On peut distinguer :

- l’anorexie commune : c'est une forme accentuée du refus alimentaire. Elle fait le plus souvent suite à une réponse mal adaptée de l'entourage face à ce refus soudain. Elle est souvent liée à un événement de la vie de l'enfant : poussée dentaire, sevrage, maladie infectieuse (rhinopharyngite, par exemple), naissance d'un frère ou d'une sœur, reprise du travail de l'un des parents, conflits familiaux. Le nourrisson anorexique, s'il refuse de manger aux repas, grignote néanmoins dans la journée et accepte toujours de boire. Les parents tentent souvent de le forcer à manger par toutes sortes de moyens : jeux, histoires, promesses, intimidation. Le conflit s'envenime d'autant plus qu'il n'est pas rare que le nourrisson s'alimente normalement chez d'autres personnes (nourrice, grands-parents ou à la crèche). Après un examen clinique éliminant l'éventualité d'une maladie organique curable, le médecin aide les parents à dédramatiser la situation et fournit des conseils adaptés au fonctionnement familial et au stade de développement de l'enfant : présenter les aliments et les retirer sans commentaires en cas de refus, laisser le nourrisson manger avec ses doigts, assouplir les horaires de ses repas, jouer davantage avec lui, etc. La plupart des anorexies communes ne durent pas si elles sont traitées rapidement. La prise de poids reste faible mais va en augmentant. Toutefois, le diagnostic doit être remis en question en cas d'amaigrissement persistant.

- l’anorexie sévère : plus rare, elle peut apparaître quelques jours après la naissance. Le nourrisson présente un retard pondéral important et sa courbe de poids est "cassée". Son développement psychomoteur et cognitif (acquisition des connaissances) est ralenti. Trois diagnostics peuvent être évoqués: — une anorexie commune mal traitée peut se muer en une anorexie sévère si la relation parent-enfant devient fortement perturbée; — l'anorexie sévère peut être la conséquence d'une maladie organique. Le refus alimentaire n'entre plus alors dans le cadre de troubles comportementaux mais plutôt dans celui d'une disparition de la sensation de faim, liée à la pathologie ; — l'anorexie sévère peut enfin révéler un trouble psychopathologique grave. Elle est alors associée à d'autres symptômes tels que troubles du sommeil, irrégularité des acquisitions psychomotrices et cognitives, comportements anormaux (apathie et agressivité), communication et socialisation perturbées. L'anorexie sévère du nourrisson nécessite une prise en charge à la fois somatique et psychopathologique.

Pour les pédopsychiatres, il est nécessaire de distinguer l'anorexie précoce de l'anorexie tardive appelée également anorexie nerveuse du second semestre.

L'anorexie précoce est le plus souvent le résultat d'un trouble du réflexe de la succion ou de la déglutition (difficulté à avaler).
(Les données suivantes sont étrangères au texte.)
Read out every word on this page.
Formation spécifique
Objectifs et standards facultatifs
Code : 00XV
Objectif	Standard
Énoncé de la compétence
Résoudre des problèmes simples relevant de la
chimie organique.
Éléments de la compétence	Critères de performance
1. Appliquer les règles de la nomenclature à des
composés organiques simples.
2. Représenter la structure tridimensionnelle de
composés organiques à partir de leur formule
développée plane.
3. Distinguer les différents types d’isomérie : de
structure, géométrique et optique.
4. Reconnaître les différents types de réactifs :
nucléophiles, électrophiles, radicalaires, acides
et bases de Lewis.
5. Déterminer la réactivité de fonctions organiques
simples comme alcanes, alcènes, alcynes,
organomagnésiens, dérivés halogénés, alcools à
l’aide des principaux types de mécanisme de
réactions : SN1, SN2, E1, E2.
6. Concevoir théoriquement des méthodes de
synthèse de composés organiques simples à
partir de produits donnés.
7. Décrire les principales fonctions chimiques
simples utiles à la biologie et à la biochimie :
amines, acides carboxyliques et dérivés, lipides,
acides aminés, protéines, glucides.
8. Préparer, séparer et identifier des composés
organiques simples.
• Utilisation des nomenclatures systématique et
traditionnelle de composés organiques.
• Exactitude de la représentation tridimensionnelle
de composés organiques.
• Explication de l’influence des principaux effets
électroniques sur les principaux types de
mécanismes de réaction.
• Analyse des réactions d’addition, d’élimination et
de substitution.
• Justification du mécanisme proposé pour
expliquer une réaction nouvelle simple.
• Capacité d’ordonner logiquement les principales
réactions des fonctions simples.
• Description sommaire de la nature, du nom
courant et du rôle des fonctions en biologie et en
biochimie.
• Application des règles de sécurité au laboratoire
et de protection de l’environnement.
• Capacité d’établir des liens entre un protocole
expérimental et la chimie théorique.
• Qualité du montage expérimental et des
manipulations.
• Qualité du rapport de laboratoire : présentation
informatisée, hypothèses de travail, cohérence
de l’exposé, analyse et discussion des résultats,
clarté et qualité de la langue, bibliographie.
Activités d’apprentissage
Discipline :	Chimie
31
L'anorexie des premières semaines fait quelquefois suite à une alimentation artificielle chez un enfant prématuré qui a été gavé durant les premiers jours. Quelquefois l'anorexie précoce est d'ordre neuropsychologique et fait suite à un dérèglement de la sensation de la faim (perturbation du fonctionnement de l'hypothalamus) et qui nécessite une prise en charge psychologique.

L'anorexie du nourrisson de six mois fait le plus souvent suite à une perturbation de la relation entre la mère et l'enfant. Les pédiatres ont remarqué que la mère est anxieuse et présente une certaine rigidité en ce qui concerne la présentation des aliments au nourrisson. Dans ce cas il est nécessaire de faire preuve de patience et de dédramatiser la situation. L'enfant garde, au cours de l'évolution, un petit appétit mais un développement normal.